Let $C$ be the unit circle with positive orientation.
Find $$\int\limits_C e^{x^2-y^2}(\cos(2xy)dx+\sin(2xy)dy)$$
As I can see the differential form $e^{x^2-y^2}\cos(2xy)dx+e^{x^2-y^2}\sin(2xy)dy$ is not a closed form so it is also not exact. So, I tried to apply Green's theorem to get: $$\iint\limits_B 4xe^{x^2 - y^2}\sin(2 x y) + 4ye^{x^2-y^2}\cos(2 x y)dxdy$$ With $B$ being the open unit disk. The thing is that a parametrization for the above will end up with expressions like $\sin(2r\cos\theta r\sin\theta)$ and things like that which I couldn't solve.

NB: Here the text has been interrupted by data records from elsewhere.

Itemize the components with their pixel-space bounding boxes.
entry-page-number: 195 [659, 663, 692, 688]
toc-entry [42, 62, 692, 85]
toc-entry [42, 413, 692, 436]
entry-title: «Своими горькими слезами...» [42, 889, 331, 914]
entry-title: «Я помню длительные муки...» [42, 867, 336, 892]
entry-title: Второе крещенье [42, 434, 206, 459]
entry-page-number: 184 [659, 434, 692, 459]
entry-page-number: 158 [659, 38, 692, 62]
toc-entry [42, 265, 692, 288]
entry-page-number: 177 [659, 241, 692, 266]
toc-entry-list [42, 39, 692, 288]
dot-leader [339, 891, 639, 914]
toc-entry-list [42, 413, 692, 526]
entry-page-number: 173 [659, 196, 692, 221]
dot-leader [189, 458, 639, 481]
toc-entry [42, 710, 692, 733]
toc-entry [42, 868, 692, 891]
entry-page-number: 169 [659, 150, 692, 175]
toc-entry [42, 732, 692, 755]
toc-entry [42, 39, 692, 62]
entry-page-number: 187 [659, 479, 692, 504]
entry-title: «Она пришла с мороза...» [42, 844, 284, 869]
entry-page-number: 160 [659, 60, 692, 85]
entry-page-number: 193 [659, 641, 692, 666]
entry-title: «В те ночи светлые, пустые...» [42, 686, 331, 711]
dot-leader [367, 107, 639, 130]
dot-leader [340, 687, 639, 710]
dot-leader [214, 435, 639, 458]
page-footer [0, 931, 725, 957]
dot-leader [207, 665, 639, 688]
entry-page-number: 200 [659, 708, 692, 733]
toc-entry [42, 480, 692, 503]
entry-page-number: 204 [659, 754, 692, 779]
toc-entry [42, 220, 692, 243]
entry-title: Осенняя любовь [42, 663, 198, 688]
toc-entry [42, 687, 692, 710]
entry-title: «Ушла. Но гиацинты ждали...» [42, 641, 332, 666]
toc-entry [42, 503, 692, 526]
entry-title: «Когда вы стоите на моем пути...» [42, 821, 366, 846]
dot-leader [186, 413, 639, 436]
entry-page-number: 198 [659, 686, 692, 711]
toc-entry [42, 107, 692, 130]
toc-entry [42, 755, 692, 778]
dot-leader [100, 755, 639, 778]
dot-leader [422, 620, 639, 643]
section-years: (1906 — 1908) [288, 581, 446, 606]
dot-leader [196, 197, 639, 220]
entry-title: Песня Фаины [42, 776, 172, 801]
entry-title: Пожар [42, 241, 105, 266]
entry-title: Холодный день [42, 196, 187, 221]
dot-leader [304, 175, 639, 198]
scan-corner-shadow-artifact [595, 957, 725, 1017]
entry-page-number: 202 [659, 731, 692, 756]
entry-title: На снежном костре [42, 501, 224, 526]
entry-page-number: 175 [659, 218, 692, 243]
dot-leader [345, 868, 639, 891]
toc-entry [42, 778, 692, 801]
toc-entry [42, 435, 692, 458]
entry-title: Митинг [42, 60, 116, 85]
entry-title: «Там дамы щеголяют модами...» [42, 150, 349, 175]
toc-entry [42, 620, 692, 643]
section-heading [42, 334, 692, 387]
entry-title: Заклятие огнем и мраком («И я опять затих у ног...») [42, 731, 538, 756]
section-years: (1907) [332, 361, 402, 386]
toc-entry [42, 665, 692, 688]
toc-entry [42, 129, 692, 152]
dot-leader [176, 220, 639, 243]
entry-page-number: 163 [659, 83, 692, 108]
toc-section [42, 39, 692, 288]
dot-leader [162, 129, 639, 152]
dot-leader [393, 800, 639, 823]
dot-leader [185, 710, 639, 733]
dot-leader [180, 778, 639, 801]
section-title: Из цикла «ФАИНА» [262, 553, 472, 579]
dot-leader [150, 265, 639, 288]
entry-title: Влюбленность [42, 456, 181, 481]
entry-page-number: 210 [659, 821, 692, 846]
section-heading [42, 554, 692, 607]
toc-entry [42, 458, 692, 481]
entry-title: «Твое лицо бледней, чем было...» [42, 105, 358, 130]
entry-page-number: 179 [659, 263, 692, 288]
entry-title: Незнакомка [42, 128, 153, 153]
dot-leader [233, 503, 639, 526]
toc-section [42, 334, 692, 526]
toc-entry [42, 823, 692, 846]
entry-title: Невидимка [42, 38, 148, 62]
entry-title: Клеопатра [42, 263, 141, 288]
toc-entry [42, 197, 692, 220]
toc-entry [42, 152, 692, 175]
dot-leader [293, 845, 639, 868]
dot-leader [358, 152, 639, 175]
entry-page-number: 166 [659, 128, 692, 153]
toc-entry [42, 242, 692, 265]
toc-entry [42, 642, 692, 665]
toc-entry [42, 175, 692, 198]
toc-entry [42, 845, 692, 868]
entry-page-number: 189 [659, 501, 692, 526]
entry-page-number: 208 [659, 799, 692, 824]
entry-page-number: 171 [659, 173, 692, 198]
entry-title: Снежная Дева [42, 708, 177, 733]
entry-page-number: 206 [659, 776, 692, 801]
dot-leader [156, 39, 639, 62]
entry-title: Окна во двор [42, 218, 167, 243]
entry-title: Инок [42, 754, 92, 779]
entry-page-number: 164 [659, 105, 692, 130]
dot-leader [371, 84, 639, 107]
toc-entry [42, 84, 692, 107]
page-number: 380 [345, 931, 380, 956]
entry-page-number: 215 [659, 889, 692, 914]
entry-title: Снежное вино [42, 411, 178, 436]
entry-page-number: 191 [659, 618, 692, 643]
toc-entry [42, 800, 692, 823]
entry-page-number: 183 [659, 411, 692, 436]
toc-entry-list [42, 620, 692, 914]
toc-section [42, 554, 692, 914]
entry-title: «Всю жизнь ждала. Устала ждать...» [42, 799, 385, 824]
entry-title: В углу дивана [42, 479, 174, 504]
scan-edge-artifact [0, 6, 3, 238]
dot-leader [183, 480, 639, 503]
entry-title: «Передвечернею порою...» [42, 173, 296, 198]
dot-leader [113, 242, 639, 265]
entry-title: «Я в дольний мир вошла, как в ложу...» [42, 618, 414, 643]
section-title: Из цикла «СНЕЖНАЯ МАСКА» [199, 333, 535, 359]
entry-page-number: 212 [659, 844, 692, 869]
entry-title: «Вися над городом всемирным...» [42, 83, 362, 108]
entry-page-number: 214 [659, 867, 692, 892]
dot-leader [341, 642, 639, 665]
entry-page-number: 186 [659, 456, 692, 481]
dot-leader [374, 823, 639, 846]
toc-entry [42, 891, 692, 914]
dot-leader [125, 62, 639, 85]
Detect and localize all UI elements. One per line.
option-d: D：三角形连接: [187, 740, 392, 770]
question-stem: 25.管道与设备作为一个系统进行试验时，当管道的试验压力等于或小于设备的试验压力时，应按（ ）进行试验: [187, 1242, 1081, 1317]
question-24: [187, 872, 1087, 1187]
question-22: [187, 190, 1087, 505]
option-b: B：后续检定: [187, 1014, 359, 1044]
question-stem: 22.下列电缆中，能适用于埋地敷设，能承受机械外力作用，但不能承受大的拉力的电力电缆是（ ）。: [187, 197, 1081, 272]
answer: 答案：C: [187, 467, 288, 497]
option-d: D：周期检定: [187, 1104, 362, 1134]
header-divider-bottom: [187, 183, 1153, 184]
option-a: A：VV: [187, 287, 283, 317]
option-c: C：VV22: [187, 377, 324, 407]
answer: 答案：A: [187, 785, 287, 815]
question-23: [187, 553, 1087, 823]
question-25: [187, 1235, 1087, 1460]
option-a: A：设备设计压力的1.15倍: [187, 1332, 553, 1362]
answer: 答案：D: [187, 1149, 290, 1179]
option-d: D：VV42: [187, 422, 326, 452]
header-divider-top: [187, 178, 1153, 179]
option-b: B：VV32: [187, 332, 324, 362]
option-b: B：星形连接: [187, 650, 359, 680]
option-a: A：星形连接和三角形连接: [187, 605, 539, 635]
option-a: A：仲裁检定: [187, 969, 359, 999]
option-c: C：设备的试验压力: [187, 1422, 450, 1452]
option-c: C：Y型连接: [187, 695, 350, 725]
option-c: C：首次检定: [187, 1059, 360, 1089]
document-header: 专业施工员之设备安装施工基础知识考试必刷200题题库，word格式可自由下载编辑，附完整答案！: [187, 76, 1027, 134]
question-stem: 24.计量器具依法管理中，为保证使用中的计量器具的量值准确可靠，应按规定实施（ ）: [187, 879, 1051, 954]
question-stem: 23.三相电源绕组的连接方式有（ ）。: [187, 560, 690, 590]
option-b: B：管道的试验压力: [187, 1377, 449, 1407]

Is there another way to solve this?
Do not be frightened by its appearance. Notice that for each given $x$ the functions
$$ y \mapsto 4x e^{x^2-y^2}\sin(2xy) \quad \text{and} \quad y \mapsto 4y e^{x^2-y^2}\cos(2xy) $$
are odd. Since your domain of integration $B$ is symmetric about the $y$-reflection, it follows that the double integral is simply zero.
Alternatively, if you know a bit about complex analysis then the original line integral can be written as the following contour integral
$$ \operatorname{Re}\left(\int_C \frac{e^{z^2}}{z^2} \, dz\right) $$
Now by the residue theorem, this integral can be computed to be zero.